Neredeyse her cümlede okuyucuya hayatı sorgulatan, empati duygusunu en uçlarda yaşatan bir eser.
Bazı cümlelerde hani derler ya tüylerim diken diken oldu diye. İşte aynen o duyguyu yaşadım.
Kimi zaman acıyı hissettim kimi zaman çaresizliği. Evet dedim bunları yaşadılar bazı kadınlar. Hatta yaşamaya devam ediyorlar dedim. Oturdum ne yapacağımı bilemez halde üzüldüm, kazdım bir daha üzüldüm bir daha kızdım..bu duruma. Bu durumlara.
Kadın olmanın ne kadar zor olduğunu bir kez daha anladığım bir kitap okudum yeniden. Bazı sonuçlar, açıklamalar beni şaşırttıgı kadar şaşırtmadı da ..
Kitapta aynı zamanda bazı önermeler var. O kadar haklı diye okuyorsunuz ki kitabı, bu tür bir istismara maruz kalmasaniz bile öğreniyorsunuz.

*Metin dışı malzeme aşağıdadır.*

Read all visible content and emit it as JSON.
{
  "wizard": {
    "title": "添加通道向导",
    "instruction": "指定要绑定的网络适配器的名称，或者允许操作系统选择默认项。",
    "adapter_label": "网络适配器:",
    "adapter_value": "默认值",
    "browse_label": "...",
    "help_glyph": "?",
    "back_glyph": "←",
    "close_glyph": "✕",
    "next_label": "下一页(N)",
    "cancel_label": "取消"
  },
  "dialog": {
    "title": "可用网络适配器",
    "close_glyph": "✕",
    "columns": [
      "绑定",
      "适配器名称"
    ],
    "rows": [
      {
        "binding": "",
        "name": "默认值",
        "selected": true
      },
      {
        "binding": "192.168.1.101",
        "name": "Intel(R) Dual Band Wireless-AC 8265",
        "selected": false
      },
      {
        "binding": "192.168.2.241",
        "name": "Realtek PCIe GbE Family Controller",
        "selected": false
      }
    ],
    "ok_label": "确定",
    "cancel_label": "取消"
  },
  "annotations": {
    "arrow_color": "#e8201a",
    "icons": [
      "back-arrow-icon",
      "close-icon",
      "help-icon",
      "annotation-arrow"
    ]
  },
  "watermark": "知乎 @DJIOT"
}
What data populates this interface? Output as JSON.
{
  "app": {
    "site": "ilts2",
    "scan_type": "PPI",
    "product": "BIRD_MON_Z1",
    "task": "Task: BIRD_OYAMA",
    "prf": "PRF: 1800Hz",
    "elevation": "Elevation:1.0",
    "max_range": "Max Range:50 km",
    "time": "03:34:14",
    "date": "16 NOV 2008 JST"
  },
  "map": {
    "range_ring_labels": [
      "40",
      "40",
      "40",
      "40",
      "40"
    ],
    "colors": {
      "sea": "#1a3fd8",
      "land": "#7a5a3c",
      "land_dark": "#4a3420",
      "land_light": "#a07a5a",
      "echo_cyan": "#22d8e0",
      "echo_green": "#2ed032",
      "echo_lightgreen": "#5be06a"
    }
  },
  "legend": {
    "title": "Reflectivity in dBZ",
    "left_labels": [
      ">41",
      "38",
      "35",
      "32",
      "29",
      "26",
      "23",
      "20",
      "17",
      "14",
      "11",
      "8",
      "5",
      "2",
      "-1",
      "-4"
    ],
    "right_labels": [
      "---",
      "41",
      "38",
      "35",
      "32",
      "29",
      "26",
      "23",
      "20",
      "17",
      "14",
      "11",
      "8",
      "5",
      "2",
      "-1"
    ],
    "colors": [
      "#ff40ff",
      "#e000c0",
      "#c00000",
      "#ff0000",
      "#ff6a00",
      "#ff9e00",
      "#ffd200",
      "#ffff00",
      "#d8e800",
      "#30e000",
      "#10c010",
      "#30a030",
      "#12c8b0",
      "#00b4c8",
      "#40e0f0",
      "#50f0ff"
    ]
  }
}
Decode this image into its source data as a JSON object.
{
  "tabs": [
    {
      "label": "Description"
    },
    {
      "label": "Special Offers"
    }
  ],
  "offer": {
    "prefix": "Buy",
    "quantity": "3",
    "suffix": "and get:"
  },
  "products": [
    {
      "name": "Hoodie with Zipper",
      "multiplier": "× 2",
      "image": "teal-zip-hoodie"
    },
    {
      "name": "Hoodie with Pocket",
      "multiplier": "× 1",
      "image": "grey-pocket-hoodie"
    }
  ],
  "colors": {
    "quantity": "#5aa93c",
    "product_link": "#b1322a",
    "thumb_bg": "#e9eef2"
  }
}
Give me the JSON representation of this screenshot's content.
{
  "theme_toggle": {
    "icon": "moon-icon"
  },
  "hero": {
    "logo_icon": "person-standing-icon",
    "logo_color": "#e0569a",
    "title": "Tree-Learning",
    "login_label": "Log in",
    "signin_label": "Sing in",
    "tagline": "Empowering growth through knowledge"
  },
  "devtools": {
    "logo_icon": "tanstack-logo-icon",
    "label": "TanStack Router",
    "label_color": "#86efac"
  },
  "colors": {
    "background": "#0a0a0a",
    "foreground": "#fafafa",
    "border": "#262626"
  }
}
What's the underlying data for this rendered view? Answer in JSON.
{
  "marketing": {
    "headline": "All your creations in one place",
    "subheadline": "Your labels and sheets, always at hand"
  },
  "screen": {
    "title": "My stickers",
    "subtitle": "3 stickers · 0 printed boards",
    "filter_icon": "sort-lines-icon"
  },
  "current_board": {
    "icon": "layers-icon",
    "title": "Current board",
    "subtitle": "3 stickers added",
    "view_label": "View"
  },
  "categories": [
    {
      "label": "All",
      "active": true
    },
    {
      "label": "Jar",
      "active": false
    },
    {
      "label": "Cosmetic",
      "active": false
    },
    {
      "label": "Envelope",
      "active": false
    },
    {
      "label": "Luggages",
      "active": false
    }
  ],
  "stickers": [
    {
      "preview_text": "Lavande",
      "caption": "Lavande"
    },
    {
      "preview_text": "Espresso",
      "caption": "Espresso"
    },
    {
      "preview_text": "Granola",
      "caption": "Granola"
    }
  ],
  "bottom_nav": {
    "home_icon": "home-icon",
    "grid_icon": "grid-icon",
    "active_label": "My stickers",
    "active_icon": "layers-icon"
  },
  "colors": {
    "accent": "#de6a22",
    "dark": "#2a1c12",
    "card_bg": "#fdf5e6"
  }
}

Görüyorsunuz.
Ayrıca bazı araştırma sonuçları bir kez daha "o kadar mı dedirtti." (Syf-82).
Dört hikaye ile konu daha ayrıntılı, anlaşılır kılınan bir kitap. Her bir sayfası ile öğrendiğiniz gerçekler..
Eksikliği hissedilen bir baba, zarar veren, rahatsız eden, t*ciz eden, destek vermeyen bir baba olmak, kız çocuğunun hayatında nelere mal olabilir. Hiç düşündünüz mü?
Kitap bu ve daha birçok sorunun cevabını bulmanın peşinde. Hadi sen de gel Ferdengeçti Çiçekleri'nin hikayelerine şahit ol.